On 17 September 1792, the commissars Léger-Félicité Sonthonax, Étienne Polverel and Jean-Antoine Ailhaud landed in Cap-Français with 6,000 men from the French Republican army.
Their mission was to pacify Saint-Domingue and enforce the law of April 4, which proclaimed the right to vote for free people, including blacks and mulattoes, and imposed the dissolution of the white-only colonial assembly.
Sonthonax arrested Governor Philippe François Rouxel de Blanchelande on September 20, suspected of conspiracy, who was then deported to France where he was guillotined on April 11, 1793.
[7][3] These measures, favorable to the mulattoes and the free people of color, provoked the irritation of the grands blancs who fear the abolition of slavery.

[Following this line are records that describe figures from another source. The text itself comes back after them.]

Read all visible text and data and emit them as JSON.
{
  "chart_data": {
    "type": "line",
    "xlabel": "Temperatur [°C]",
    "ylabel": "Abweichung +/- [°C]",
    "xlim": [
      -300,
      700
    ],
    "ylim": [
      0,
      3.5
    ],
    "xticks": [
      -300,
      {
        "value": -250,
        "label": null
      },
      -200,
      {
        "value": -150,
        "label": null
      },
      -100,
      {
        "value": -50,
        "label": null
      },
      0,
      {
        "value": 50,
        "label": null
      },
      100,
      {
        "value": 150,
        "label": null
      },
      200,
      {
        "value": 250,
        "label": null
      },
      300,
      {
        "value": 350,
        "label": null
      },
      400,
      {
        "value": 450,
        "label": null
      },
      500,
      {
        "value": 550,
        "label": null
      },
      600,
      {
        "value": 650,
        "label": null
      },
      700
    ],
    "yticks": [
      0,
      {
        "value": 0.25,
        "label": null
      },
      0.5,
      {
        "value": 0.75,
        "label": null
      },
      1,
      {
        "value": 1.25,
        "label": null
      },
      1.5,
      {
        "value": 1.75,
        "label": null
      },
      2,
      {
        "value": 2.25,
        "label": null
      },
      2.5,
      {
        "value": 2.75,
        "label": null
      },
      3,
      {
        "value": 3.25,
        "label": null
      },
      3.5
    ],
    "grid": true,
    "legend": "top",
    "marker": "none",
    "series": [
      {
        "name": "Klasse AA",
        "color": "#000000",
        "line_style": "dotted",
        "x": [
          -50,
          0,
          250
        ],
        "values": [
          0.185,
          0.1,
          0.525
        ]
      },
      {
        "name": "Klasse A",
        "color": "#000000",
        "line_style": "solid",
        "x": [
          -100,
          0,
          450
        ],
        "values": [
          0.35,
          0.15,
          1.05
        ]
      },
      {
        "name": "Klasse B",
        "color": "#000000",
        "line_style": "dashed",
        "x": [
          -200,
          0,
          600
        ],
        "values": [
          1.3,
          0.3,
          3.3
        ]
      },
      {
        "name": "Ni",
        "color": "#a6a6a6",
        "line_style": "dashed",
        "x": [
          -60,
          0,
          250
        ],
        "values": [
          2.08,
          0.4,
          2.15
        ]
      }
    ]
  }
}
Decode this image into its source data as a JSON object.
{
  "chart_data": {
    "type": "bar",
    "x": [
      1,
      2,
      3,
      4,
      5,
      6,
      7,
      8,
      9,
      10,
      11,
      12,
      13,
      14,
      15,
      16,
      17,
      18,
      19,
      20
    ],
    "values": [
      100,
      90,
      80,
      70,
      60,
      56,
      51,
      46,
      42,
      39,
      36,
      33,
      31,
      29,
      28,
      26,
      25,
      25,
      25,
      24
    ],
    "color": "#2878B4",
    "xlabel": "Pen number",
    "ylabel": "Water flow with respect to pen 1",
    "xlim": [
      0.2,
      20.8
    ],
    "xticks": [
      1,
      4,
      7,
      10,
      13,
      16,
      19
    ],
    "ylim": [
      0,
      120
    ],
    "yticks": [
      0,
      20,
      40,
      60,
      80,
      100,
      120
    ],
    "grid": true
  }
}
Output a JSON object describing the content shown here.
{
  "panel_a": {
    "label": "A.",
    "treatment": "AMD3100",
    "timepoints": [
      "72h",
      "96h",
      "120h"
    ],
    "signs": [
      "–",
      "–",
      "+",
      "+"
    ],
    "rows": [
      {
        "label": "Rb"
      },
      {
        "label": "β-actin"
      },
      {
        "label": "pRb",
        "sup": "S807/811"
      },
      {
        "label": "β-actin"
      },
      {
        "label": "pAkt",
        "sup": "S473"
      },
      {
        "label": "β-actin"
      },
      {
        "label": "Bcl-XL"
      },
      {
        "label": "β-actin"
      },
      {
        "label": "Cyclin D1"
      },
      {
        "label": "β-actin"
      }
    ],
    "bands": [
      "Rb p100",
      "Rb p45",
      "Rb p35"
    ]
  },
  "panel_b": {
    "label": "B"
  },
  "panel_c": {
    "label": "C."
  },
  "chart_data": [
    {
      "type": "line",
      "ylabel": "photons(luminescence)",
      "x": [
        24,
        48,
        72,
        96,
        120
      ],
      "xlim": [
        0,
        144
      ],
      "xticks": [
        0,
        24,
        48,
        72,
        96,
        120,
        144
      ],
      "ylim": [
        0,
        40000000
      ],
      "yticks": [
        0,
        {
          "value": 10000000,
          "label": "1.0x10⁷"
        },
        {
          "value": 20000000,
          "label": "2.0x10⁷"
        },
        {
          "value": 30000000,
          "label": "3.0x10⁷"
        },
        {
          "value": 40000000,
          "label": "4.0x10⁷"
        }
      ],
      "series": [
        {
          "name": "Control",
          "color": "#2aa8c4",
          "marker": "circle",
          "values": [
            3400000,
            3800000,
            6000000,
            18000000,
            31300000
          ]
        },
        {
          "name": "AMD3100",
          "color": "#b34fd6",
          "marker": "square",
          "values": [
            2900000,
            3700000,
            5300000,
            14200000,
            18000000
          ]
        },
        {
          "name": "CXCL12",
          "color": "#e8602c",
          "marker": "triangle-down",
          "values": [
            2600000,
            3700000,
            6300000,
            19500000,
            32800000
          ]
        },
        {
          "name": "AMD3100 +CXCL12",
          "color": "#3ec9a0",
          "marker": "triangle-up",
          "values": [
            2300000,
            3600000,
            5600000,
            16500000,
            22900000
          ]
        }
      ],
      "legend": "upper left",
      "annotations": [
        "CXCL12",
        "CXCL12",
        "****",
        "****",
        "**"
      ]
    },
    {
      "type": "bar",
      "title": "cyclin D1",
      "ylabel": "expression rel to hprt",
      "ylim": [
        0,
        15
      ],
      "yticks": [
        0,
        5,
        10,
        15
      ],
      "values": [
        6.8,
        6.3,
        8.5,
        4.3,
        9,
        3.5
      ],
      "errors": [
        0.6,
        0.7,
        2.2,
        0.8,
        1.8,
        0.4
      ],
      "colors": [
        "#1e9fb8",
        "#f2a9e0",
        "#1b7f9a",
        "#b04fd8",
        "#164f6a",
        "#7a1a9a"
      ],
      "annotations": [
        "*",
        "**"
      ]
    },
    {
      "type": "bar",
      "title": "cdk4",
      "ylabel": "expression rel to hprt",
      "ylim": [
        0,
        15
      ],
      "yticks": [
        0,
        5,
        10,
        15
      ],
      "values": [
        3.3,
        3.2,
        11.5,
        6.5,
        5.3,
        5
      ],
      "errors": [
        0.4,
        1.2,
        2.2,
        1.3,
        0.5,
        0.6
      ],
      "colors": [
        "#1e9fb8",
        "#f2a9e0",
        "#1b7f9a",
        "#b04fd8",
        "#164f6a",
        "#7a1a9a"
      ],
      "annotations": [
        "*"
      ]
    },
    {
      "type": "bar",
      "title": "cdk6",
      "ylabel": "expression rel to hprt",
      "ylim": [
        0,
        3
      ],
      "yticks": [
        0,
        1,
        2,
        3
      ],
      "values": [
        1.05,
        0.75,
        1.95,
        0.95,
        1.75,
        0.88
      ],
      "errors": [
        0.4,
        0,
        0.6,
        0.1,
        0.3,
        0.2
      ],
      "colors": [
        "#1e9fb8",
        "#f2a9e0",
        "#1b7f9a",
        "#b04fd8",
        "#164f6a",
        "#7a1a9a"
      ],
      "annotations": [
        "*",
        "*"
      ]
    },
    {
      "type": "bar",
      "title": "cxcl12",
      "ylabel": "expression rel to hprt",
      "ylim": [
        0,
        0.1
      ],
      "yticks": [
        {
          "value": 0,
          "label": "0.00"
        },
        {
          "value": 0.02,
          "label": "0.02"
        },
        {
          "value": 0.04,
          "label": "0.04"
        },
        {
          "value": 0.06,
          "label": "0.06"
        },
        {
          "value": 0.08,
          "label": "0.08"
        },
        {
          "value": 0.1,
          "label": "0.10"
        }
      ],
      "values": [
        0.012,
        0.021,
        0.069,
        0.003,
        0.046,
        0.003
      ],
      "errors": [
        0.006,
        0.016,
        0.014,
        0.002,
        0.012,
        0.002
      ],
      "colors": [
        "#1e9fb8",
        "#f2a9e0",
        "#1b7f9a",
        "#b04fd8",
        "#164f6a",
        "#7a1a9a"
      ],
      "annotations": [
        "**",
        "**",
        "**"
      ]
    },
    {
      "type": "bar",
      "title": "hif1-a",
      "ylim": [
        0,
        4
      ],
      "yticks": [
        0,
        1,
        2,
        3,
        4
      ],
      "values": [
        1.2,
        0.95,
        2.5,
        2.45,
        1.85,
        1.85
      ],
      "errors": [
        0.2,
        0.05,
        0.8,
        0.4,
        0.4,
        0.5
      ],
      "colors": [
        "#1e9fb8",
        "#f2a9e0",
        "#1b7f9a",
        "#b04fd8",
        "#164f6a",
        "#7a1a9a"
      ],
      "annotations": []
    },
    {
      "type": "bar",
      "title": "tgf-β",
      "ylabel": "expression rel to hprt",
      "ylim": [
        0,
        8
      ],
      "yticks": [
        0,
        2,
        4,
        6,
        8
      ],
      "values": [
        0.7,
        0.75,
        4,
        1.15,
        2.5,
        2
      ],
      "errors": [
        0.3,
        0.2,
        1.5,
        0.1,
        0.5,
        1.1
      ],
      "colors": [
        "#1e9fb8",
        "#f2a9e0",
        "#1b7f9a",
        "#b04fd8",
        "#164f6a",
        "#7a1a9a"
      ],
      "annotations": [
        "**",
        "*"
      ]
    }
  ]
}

[8] On January 25, 1793, in Port-au-Prince, the colonists, led by Borel, armed their slaves, joined forces with the soldiers of the Artois regiment and made themselves masters of the city.
The colonists then sent a courier to London and declare themselves ready to pass under the suzerainty of the Kingdom of Great Britain in exchange for the conservation of their laws.
[9][10] The colonists of Jérémie in the south of the island revolt in their turn, they form a government which takes the name of "Federation of Grande Anse", arm their slaves and make massacre the free of color, whose heads are brought on spades and exposed at Fort Lapointe.
[10][11] On May 7, 1793, while the commissioners were busy fighting the rebellion in the south, Brigadier General François-Thomas Galbaud du Fort, of the Republican army, landed in Cap-Français to hold the post of governor.
The colonists show more and more openly their opposition to the commissioners, and Sonthonax and Polverel must hastily return to Cape Town on June 10.
Shortly afterwards a ship entered the harbor carrying 25 to 30 colonists and about 40 soldiers of the Artois regiment taken prisoner during the insurrection of Port-au-Princes, who were to be deported to France "to learn how to lose their color prejudice," According to one observer.
[13][14] Exasperated, settlers and sailors sent a delegation to Galbaud on June 19 asking him to take the lead in the insurgency that was being prepared against the commissioners and mulattoes.
[16]The proclamation was entrusted to the Mulatto officer Antoine Chanlatte who, accompanied by two white adventurers, Ginioux and Galineux Degusy, gave it to the rebel slaves who camped on the heights of Morne du Cap.
[17] On June 21, 10,000 rebel slaves commanded by Macaya and Pierrot arrive on Cap-Français, where the white insurgents were completely overwhelmed.
They fled and boarded the ships in great confusion in the retirement of the sailors get drunk and plundered several houses and shops they occupied.
[20] Most of the white civilian population (as well as some of the rich gens de couleur libres) took refuge on the ships which had crowded in the city harbor awaiting the commissioner's permission to depart, and left the island with them.
[20] On 24 June, du Fort and survivors, numbering several thousand, embarked on the ships the Aeolus and Jupiter and several frigates in the harbor of Cape Town.